• [^] # Re: Et pour en remettre une couche

    Posté par . En réponse au journal Systemd: tuons les mythes. Évalué à 3.

    Le code que tu est censé mettre dans ce fichier, ce n'est pas le code du programme. Si tu veux avoir un script qui garde la compatibilité des paramètres et que tu veux pouvoir mettre à jour séparément, tu le met dans un fichier séparé dans /bin ou /usr/bin, et tu planque l'exécutable réel.

    Le code que tu met dans le script upstart sert uniquement à permettre à l'administrateur de modifier comment le programme est lancé, par exemple, en lui spécifiant une configuration générée dynamiquement.

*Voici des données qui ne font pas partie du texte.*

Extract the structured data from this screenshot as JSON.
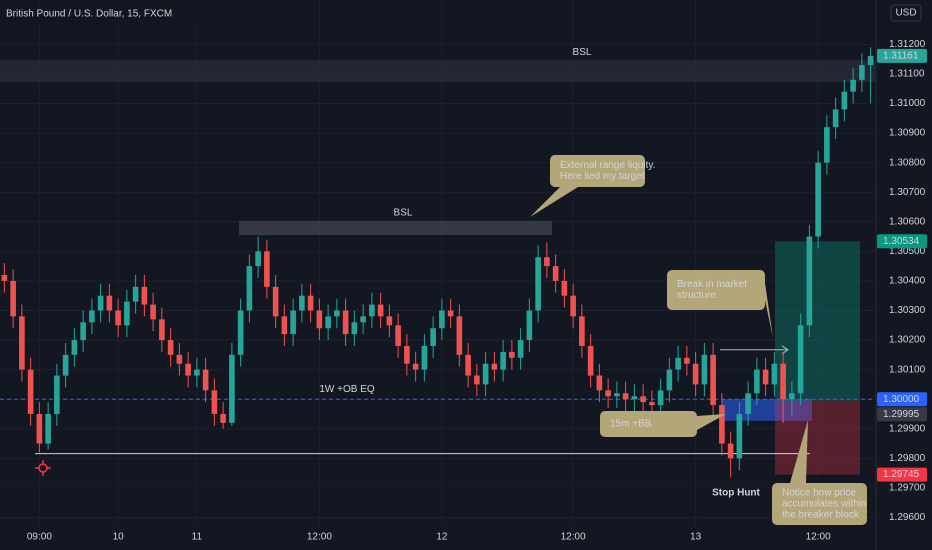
{
  "chart_data": {
    "type": "candlestick",
    "title": "British Pound / U.S. Dollar, 15, FXCM",
    "currency": "USD",
    "up_color": "#26a69a",
    "down_color": "#ef5350",
    "ylim": [
      1.2949,
      1.3135
    ],
    "yticks": [
      {
        "value": 1.296,
        "label": "1.29600"
      },
      {
        "value": 1.297,
        "label": "1.29700"
      },
      {
        "value": 1.298,
        "label": "1.29800"
      },
      {
        "value": 1.299,
        "label": "1.29900"
      },
      {
        "value": 1.3,
        "label": "1.30000"
      },
      {
        "value": 1.301,
        "label": "1.30100"
      },
      {
        "value": 1.302,
        "label": "1.30200"
      },
      {
        "value": 1.303,
        "label": "1.30300"
      },
      {
        "value": 1.304,
        "label": "1.30400"
      },
      {
        "value": 1.305,
        "label": "1.30500"
      },
      {
        "value": 1.306,
        "label": "1.30600"
      },
      {
        "value": 1.307,
        "label": "1.30700"
      },
      {
        "value": 1.308,
        "label": "1.30800"
      },
      {
        "value": 1.309,
        "label": "1.30900"
      },
      {
        "value": 1.31,
        "label": "1.31000"
      },
      {
        "value": 1.311,
        "label": "1.31100"
      },
      {
        "value": 1.312,
        "label": "1.31200"
      }
    ],
    "grid": true,
    "categories": [
      null,
      null,
      null,
      null,
      "09:00",
      null,
      null,
      null,
      null,
      null,
      null,
      null,
      null,
      "10",
      null,
      null,
      null,
      null,
      null,
      null,
      null,
      null,
      "11",
      null,
      null,
      null,
      null,
      null,
      null,
      null,
      null,
      null,
      null,
      null,
      null,
      null,
      "12:00",
      null,
      null,
      null,
      null,
      null,
      null,
      null,
      null,
      null,
      null,
      null,
      null,
      null,
      "12",
      null,
      null,
      null,
      null,
      null,
      null,
      null,
      null,
      null,
      null,
      null,
      null,
      null,
      null,
      "12:00",
      null,
      null,
      null,
      null,
      null,
      null,
      null,
      null,
      null,
      null,
      null,
      null,
      null,
      "13",
      null,
      null,
      null,
      null,
      null,
      null,
      null,
      null,
      null,
      null,
      null,
      null,
      null,
      "12:00",
      null,
      null,
      null,
      null,
      null,
      null
    ],
    "open": [
      1.3042,
      1.304,
      1.3028,
      1.301,
      1.2995,
      1.2985,
      1.2995,
      1.3008,
      1.3015,
      1.302,
      1.3026,
      1.303,
      1.3035,
      1.303,
      1.3025,
      1.3033,
      1.3038,
      1.3032,
      1.3027,
      1.302,
      1.3015,
      1.3012,
      1.3008,
      1.301,
      1.3003,
      1.2995,
      1.2992,
      1.3015,
      1.303,
      1.3045,
      1.305,
      1.3038,
      1.3028,
      1.3022,
      1.303,
      1.3035,
      1.303,
      1.3024,
      1.3028,
      1.303,
      1.3022,
      1.3026,
      1.3028,
      1.3032,
      1.3028,
      1.3025,
      1.3018,
      1.3012,
      1.301,
      1.3018,
      1.3024,
      1.303,
      1.3028,
      1.3015,
      1.3008,
      1.3005,
      1.3012,
      1.301,
      1.3016,
      1.3014,
      1.302,
      1.303,
      1.3048,
      1.3045,
      1.304,
      1.3035,
      1.3028,
      1.3018,
      1.3008,
      1.3003,
      1.3001,
      1.3002,
      1.3,
      1.3001,
      1.2999,
      1.2998,
      1.3003,
      1.301,
      1.3014,
      1.3012,
      1.3005,
      1.3015,
      1.2998,
      1.2985,
      1.298,
      1.2995,
      1.3002,
      1.301,
      1.3005,
      1.3012,
      1.3,
      1.3002,
      1.3025,
      1.3055,
      1.308,
      1.3092,
      1.3098,
      1.3104,
      1.3108,
      1.3113
    ],
    "high": [
      1.3046,
      1.3044,
      1.3032,
      1.3014,
      1.2999,
      1.2999,
      1.3012,
      1.3019,
      1.3024,
      1.303,
      1.3034,
      1.3039,
      1.3039,
      1.3034,
      1.3037,
      1.3042,
      1.3042,
      1.3036,
      1.3031,
      1.3024,
      1.3019,
      1.3016,
      1.3014,
      1.3014,
      1.3007,
      1.2999,
      1.3019,
      1.3034,
      1.3049,
      1.3055,
      1.3054,
      1.3042,
      1.3032,
      1.3034,
      1.3039,
      1.3039,
      1.3034,
      1.3032,
      1.3034,
      1.3034,
      1.303,
      1.3032,
      1.3036,
      1.3036,
      1.3032,
      1.3029,
      1.3022,
      1.3016,
      1.3022,
      1.3028,
      1.3034,
      1.3034,
      1.3032,
      1.3019,
      1.3012,
      1.3016,
      1.3016,
      1.302,
      1.302,
      1.3024,
      1.3034,
      1.3052,
      1.3053,
      1.3049,
      1.3044,
      1.3039,
      1.3032,
      1.3022,
      1.3012,
      1.3007,
      1.3006,
      1.3006,
      1.3005,
      1.3005,
      1.3003,
      1.3007,
      1.3014,
      1.3018,
      1.3018,
      1.3016,
      1.3019,
      1.3019,
      1.3002,
      1.2989,
      1.2999,
      1.3006,
      1.3014,
      1.3014,
      1.3016,
      1.3016,
      1.3006,
      1.3029,
      1.3059,
      1.3084,
      1.3096,
      1.3102,
      1.3108,
      1.3112,
      1.3117,
      1.3119
    ],
    "low": [
      1.3036,
      1.3024,
      1.3006,
      1.2991,
      1.2982,
      1.2983,
      1.2991,
      1.3004,
      1.3011,
      1.3016,
      1.3022,
      1.3026,
      1.3026,
      1.3021,
      1.3021,
      1.3029,
      1.3028,
      1.3023,
      1.3016,
      1.3011,
      1.3008,
      1.3004,
      1.3004,
      1.2999,
      1.2991,
      1.299,
      1.2991,
      1.3011,
      1.3026,
      1.3041,
      1.3034,
      1.3024,
      1.3018,
      1.3018,
      1.3026,
      1.3026,
      1.302,
      1.302,
      1.3024,
      1.3018,
      1.3018,
      1.3022,
      1.3024,
      1.3024,
      1.3021,
      1.3014,
      1.3008,
      1.3006,
      1.3006,
      1.3014,
      1.302,
      1.3024,
      1.3011,
      1.3004,
      1.3001,
      1.3001,
      1.3006,
      1.3006,
      1.301,
      1.301,
      1.3016,
      1.3026,
      1.3041,
      1.3036,
      1.3031,
      1.3024,
      1.3014,
      1.3004,
      1.2999,
      1.2997,
      1.2997,
      1.2996,
      1.2996,
      1.2995,
      1.2994,
      1.2994,
      1.2999,
      1.3006,
      1.3008,
      1.3001,
      1.3001,
      1.2994,
      1.2981,
      1.29735,
      1.2976,
      1.2991,
      1.2998,
      1.3001,
      1.3001,
      1.2992,
      1.2994,
      1.2998,
      1.3021,
      1.3051,
      1.3076,
      1.3088,
      1.3094,
      1.31,
      1.3104,
      1.31
    ],
    "close": [
      1.304,
      1.3028,
      1.301,
      1.2995,
      1.2985,
      1.2995,
      1.3008,
      1.3015,
      1.302,
      1.3026,
      1.303,
      1.3035,
      1.303,
      1.3025,
      1.3033,
      1.3038,
      1.3032,
      1.3027,
      1.302,
      1.3015,
      1.3012,
      1.3008,
      1.301,
      1.3003,
      1.2995,
      1.2992,
      1.3015,
      1.303,
      1.3045,
      1.305,
      1.3038,
      1.3028,
      1.3022,
      1.303,
      1.3035,
      1.303,
      1.3024,
      1.3028,
      1.303,
      1.3022,
      1.3026,
      1.3028,
      1.3032,
      1.3028,
      1.3025,
      1.3018,
      1.3012,
      1.301,
      1.3018,
      1.3024,
      1.303,
      1.3028,
      1.3015,
      1.3008,
      1.3005,
      1.3012,
      1.301,
      1.3016,
      1.3014,
      1.302,
      1.303,
      1.3048,
      1.3045,
      1.304,
      1.3035,
      1.3028,
      1.3018,
      1.3008,
      1.3003,
      1.3001,
      1.3002,
      1.3,
      1.3001,
      1.2999,
      1.2998,
      1.3003,
      1.301,
      1.3014,
      1.3012,
      1.3005,
      1.3015,
      1.2998,
      1.2985,
      1.298,
      1.2995,
      1.3002,
      1.301,
      1.3005,
      1.3012,
      1.3,
      1.3002,
      1.3025,
      1.3055,
      1.308,
      1.3092,
      1.3098,
      1.3104,
      1.3108,
      1.3113,
      1.31161
    ],
    "zones": [
      {
        "label": "BSL",
        "top": 1.31146,
        "bottom": 1.31072,
        "color": "#2a2e39"
      },
      {
        "label": "BSL",
        "top": 1.30603,
        "bottom": 1.30555,
        "color": "#434651"
      },
      {
        "top": 1.3,
        "bottom": 1.29927,
        "color": "#2962ff"
      }
    ],
    "levels": [
      {
        "label": "1W +OB EQ",
        "value": 1.3,
        "color": "#2962ff"
      },
      {
        "value": 1.29816,
        "color": "#d1d4dc"
      },
      {
        "value": 1.30167,
        "color": "#b2b5be"
      }
    ],
    "position": {
      "target": 1.30534,
      "entry": 1.29995,
      "stop": 1.29745
    },
    "price_labels": [
      {
        "value": 1.31161,
        "label": "1.31161",
        "color": "#26a69a"
      },
      {
        "value": 1.30534,
        "label": "1.30534",
        "color": "#089981"
      },
      {
        "value": 1.3,
        "label": "1.30000",
        "color": "#2962ff"
      },
      {
        "value": 1.29995,
        "label": "1.29995",
        "color": "#363a45"
      },
      {
        "value": 1.29745,
        "label": "1.29745",
        "color": "#f23645"
      }
    ],
    "callouts": [
      {
        "lines": [
          "External range liquity.",
          "Here lied my target"
        ]
      },
      {
        "lines": [
          "Break in market",
          "structure"
        ]
      },
      {
        "lines": [
          "15m +BB"
        ]
      },
      {
        "lines": [
          "Notice how price",
          "accumulates within",
          "the breaker block"
        ]
      }
    ],
    "stop_hunt": "Stop Hunt"
  }
}
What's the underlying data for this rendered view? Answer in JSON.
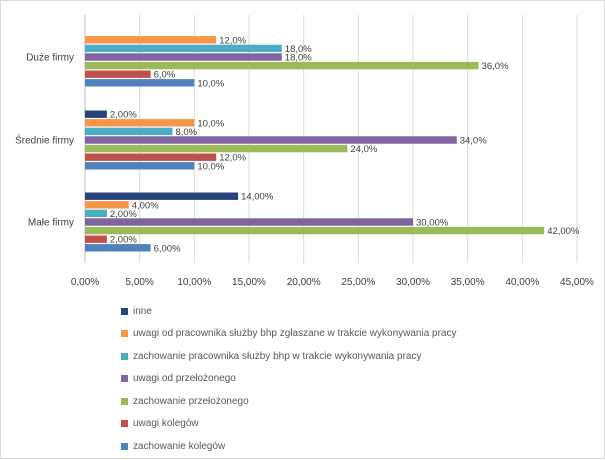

Là le script est un peu un mauvais exemple: le système d'init pourrai regarder si l'exécutable existe, /etc/default/ssh est clairement une fainéantise de conversion, et le répertoire de séparation des privileges est spécifié à la compilation, donc aucun intérêt à vouloir modifier ça. Le seul cas véridique, c'est la bidouille du PermitRootLogin. Et étant donné l'importance de l'option, c'est une bonne idée de la laisser là. Tu peux toujours le mettre ailleurs, si tu pense que tu va vouloir mettre ça à jour sans rien casser, et que tu à envie de penser au cas ou l'administrateur ne veut pas de ça.

    Le script de démarrage sert à être modifié par l'administrateur, tout comme les paramètres. S'il y a des choses que la distribution veut mettre à jour et qui ne pètent rien, alors ça n'a rien à faire là. Si les modifications de la distribution peut péter des configurations, alors c'est que c'était de la configuration, et il faut l'intervention de l'admin.

    Et si upstart n'intégrai pas la possibilité pour l'admin de scripter, ça serait une grande régression par rapport aux scripts d'init BSD.